La nouvelle a été annoncée le 10 janvier 2022, et c’est une prouesse médicale inédite : la première greffe mondiale de cœur, à partir d’un cœur de porc génétiquement modifié, transplanté à un patient atteint d’une maladie cardiaque au stade terminal. Une prouesse réalisée par une équipe de chirurgie américaine. Explications.
Pénurie d’organes et organes issus de porcs
En France comme dans le monde, les organes manquent pour couvrir l’ensemble des besoins des patients atteints de maladies graves, dont certains organes sont irréversiblement défaillants. Face à cette pénurie d’organes qui touche tous les organes pouvant être transplantés, les chercheurs et médecins travaillent sur différentes alternatives. Parmi les alternatives étudiées, figurent les organes issus de porcs. Les organes du porc constituent en effet un réel espoir de guérison pour des milliers de malades en attente de greffe.
A travers le monde, plusieurs greffes d’organes de porc ont déjà été tentées, parfois avec succès. Après le succès d’une greffe de rein de porc génétiquement modifié en septembre 2021, des médecins américains viennent de réussir une nouvelle première mondiale, la greffe d’un cœur de porc génétiquement modifié à un homme de 57 ans, atteint d’une pathologie cardiaque grave, en phase terminale.
Des modifications génétiques pour réduire le risque de rejet
Cette première mondiale est un exemple réussi de xénogreffe, c’est-à-dire une transplantation dans laquelle le donneur et le receveur d’organes ne sont pas de la même espèce animale. Dans ce cas précis, le greffon cardiaque a été prélevé chez un porc génétiquement modifié. Les modifications génétiques étaient multiples :
- Le blocage de trois gènes impliqués dans la réaction de rejet immédiat des organes porcins par les tissus humains ;
- L’insertion de six gènes humains responsables de la tolérance immunitaire du cœur étranger ;
- Le blocage d’un autre gène pour prévenir une prolifération excessive des tissus issus du cœur porcin.

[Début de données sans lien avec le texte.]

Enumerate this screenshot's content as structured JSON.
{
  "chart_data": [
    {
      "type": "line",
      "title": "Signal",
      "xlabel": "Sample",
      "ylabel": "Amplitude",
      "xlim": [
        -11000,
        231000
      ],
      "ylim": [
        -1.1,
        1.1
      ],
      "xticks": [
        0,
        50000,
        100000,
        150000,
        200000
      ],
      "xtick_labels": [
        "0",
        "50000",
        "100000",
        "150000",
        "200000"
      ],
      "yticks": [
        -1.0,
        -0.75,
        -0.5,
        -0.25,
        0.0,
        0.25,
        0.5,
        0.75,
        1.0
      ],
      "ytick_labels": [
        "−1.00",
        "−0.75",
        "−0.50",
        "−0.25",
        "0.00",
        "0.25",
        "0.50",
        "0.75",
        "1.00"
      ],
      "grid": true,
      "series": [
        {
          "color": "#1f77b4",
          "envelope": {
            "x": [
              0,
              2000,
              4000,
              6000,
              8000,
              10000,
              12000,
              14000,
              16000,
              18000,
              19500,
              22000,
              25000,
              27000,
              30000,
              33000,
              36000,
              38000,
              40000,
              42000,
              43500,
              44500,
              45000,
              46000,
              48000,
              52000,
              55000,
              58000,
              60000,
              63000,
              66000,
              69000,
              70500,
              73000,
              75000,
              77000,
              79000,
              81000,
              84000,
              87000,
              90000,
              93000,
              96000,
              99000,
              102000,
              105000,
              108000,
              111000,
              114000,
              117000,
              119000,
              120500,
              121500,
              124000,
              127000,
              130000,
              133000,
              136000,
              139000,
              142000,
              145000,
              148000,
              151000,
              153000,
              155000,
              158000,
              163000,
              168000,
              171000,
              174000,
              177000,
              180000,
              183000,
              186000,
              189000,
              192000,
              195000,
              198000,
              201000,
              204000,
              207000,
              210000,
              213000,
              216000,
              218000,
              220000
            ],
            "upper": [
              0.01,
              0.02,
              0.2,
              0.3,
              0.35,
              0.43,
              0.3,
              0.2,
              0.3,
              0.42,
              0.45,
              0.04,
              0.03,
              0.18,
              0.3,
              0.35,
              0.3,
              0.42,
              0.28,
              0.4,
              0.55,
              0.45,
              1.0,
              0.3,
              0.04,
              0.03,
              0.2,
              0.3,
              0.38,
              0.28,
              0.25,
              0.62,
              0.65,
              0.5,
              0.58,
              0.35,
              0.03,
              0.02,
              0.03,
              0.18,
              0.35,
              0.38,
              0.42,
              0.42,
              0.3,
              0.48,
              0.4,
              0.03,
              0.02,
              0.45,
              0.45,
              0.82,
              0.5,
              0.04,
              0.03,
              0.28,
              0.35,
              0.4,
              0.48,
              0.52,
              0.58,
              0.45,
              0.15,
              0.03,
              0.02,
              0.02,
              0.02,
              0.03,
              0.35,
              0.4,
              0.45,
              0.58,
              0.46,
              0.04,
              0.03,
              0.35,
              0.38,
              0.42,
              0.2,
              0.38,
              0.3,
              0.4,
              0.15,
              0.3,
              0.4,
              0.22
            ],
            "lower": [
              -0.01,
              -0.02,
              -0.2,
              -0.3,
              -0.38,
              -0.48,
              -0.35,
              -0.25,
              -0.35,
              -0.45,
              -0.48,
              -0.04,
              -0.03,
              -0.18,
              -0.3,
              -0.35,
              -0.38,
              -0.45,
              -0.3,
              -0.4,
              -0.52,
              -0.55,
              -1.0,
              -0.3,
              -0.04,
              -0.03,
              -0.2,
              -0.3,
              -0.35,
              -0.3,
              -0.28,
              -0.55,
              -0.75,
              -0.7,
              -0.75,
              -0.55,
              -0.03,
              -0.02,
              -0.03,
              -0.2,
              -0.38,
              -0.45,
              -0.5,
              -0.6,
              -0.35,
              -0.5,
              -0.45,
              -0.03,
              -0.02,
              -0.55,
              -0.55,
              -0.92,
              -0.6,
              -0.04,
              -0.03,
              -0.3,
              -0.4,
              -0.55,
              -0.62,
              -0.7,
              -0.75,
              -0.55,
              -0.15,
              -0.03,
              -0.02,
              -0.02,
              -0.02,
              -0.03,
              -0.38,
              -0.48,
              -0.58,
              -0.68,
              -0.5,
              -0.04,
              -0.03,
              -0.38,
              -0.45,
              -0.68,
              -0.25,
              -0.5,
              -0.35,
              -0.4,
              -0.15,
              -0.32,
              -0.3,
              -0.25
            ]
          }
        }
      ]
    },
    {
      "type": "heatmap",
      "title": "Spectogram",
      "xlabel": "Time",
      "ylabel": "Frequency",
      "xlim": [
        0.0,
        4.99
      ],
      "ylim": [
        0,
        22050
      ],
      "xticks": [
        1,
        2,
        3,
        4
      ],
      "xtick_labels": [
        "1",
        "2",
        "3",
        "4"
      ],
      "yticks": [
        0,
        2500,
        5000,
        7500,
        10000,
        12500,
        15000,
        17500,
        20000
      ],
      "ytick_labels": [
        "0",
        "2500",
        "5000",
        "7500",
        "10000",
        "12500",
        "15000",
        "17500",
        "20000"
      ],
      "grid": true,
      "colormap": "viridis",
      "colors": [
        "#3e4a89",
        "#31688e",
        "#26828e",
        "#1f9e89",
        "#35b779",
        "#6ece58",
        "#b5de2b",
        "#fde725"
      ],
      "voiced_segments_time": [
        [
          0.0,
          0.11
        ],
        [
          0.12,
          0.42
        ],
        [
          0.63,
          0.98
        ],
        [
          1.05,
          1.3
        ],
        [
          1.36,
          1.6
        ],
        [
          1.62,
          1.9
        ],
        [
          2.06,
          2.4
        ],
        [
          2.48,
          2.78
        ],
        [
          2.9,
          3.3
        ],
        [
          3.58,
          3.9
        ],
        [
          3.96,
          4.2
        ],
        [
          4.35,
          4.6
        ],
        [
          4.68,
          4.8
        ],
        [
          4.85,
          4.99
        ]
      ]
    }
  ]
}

Pour augmenter les chances de réussite de la greffe, les médecins ont ajouté au traitement antirejet habituel un médicament antirejet spécifique pour la xénogreffe. Les porcs sont déjà utilisés depuis plusieurs années en chirurgie cardiaque, comme source de valves cardiaques. Et les porcs se révèlent d’intéressants donneurs d’organes pour l’homme pour trois raisons principales :
- Les organes porcins ont une taille proche de celle des organes humains ;
- Les porcs ont une croissance rapide ;
- Les portées des porcs sont nombreuses, augmentant la disponibilité des organes porcins.
Un espoir pour tous les patients en attente de greffe
Trois jours après cette greffe inédite, le patient de 57 ans se porte bien, sans signe de rejet immédiat de greffe. En effet, dans le cas d’une xénogreffe, le principal risque réside dans la survenue d’une réaction vive et immédiate du système immunitaire, en réponse à la transplantation d’un organe issu d’une autre espèce. Si cette greffe se révèle un succès, ce type de greffe à partir d’organes de porcs génétiquement modifiés pourrait représenter un formidable espoir pour tous les patients en attente d’un organe. Rien qu’aux USA, plus de 6 000 patients meurent chaque année faute de pouvoir bénéficier à temps d’une greffe d’organes.
La greffe de cœur, réalisée avec succès il y a seulement quelques jours, fait désormais l’objet d’une surveillance post-opératoire étroite, pour s’assurer de l’évolution de l’état de santé du patient et du bon fonctionnement de l’organe greffé. Pour le patient de 57 ans nouvellement greffé cardiaque, l’organe issu d’un porc génétiquement modifié constituait la dernière chance de transplantation, son état de santé l’ayant peu de temps avant contre-indiqué définitivement à une transplantation cardiaque classique.